The Decl field indicates where the identifier was declared so that it identifies the scope of the identifier. Identifiers that point to the identical object share the identical *ast.Object.
ast.FuncType
ast.FuncType {
. Func: dummy.go:5:1
. Params: *ast.FieldList {/ Omission */}
}
Go back to being a parent one generation older, an ast.FuncType contains a function signature including parameters, results, and position of “func” keyword.
ast.FieldList
*ast.FieldList {
. Opening: dummy.go:5:11
. List: nil
. Closing: dummy.go:5:12
}
An ast.FieldList node represents a list of Fields, enclosed by parentheses or braces. Function parameters would be shown here if they are defined, but this time none, so no information.

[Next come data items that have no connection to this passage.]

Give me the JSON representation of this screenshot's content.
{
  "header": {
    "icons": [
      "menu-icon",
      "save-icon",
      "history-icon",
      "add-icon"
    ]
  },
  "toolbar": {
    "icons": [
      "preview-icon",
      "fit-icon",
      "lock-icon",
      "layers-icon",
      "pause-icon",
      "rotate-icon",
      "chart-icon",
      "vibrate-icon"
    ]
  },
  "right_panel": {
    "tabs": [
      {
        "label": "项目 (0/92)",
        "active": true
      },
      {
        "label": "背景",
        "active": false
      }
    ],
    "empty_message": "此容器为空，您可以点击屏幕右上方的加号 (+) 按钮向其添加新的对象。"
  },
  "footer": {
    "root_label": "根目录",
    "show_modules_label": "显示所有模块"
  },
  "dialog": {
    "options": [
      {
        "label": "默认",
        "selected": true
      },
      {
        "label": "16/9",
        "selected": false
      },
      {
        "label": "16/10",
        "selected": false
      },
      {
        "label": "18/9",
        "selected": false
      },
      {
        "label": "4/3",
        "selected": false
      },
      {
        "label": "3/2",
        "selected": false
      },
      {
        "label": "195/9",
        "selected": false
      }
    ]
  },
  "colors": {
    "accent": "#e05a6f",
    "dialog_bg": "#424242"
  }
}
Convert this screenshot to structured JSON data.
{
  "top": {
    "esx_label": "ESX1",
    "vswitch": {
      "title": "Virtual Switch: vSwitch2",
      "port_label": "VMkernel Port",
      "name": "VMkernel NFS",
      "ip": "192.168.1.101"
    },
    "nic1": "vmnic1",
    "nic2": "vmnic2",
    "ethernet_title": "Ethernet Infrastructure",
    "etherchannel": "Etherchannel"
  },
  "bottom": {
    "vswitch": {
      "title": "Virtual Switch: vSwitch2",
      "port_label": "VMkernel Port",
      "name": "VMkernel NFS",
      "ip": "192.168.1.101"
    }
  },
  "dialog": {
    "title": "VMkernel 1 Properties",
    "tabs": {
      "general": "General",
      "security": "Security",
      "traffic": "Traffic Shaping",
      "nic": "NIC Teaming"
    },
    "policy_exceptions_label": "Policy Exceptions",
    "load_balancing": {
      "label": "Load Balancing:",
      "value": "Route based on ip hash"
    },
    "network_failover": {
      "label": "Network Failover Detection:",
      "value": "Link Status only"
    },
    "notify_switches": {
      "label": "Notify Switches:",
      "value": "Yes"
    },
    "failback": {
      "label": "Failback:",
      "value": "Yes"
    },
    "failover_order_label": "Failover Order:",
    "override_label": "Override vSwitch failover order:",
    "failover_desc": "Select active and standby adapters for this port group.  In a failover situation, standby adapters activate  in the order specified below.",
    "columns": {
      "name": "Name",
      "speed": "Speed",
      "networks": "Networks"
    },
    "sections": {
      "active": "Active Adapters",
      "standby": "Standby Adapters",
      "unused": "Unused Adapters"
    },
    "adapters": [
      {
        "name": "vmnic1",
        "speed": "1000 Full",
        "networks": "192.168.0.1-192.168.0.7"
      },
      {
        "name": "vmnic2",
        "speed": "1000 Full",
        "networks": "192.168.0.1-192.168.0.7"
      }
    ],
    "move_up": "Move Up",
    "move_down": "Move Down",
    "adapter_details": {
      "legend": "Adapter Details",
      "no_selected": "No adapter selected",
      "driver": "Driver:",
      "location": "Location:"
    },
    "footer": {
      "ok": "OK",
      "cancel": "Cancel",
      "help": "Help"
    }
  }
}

List field is a slice of *ast.Field that contains a pair of identifiers and types. It is highly versatile and is used for a variety of Nodes, including *ast.StructType, *ast.InterfaceType, and here. That is, it’s needed when mapping a type to an identifier as shown below:
foo int
bar string
Let’s loop back to *ast.FuncDecl again and dive a bit into Body, the last field.
ast.BlockStmt
ast.BlockStmt {
. Lbrace: dummy.go:5:14
. List: []ast.Stmt (len = 1) {
. . 0: *ast.ExprStmt {/ Omission */}
. }
. Rbrace: dummy.go:7:1
}
An ast.BlockStmt node represents a braced statement list. It implements the ast.Stmt interface. It does have a list of statements. What an imaginable node!
ast.ExprStmt
ast.ExprStmt {
. X: *ast.CallExpr {/ Omission */}
}
ast.ExprStmt represents an expression in a statement list. It implements the ast.Stmt interface and contains a single ast.Expr.
ast.CallExpr
ast.CallExpr {
. Fun: *ast.SelectorExpr {/ Omission /}
. Lparen: dummy.go:6:13
. Args: []ast.Expr (len = 1) {
. . 0: *ast.BasicLit {/ Omission */}
. }
. Ellipsis: -
. Rparen: dummy.go:6:28
}
ast.CallExpr represents an expression that calls a function. The fields to look at are Fun, the function to call and Args, the list of arguments to pass to it.
ast.SelectorExpr
*ast.SelectorExpr {
. X: *ast.Ident {
. . NamePos: dummy.go:6:2
. . Name: “fmt”
. }
. Sel: *ast.Ident {
. . NamePos: dummy.go:6:6
. . Name: “Println”
. }
}
ast.SelectorExpr represents an expression followed by a selector. Simply put, it means fmt.Println.
ast.BasicLit
*ast.BasicLit {
. ValuePos: dummy.go:6:14
. Kind: STRING
. Value: “"Hello, World"”
}
No longer needed an explanation, Hello, World!
Bottom Line
I’ve left out some of the fields in the node types I’ve introduced, and there are still many other node types.
Nevertheless, I’d say it’s significant to actually walk the walk even if it’s a bit rough. And above all, it’s quite a bit of fun. Copy and paste the code shown in section “How to walk”, and have a try to walk around on your PC.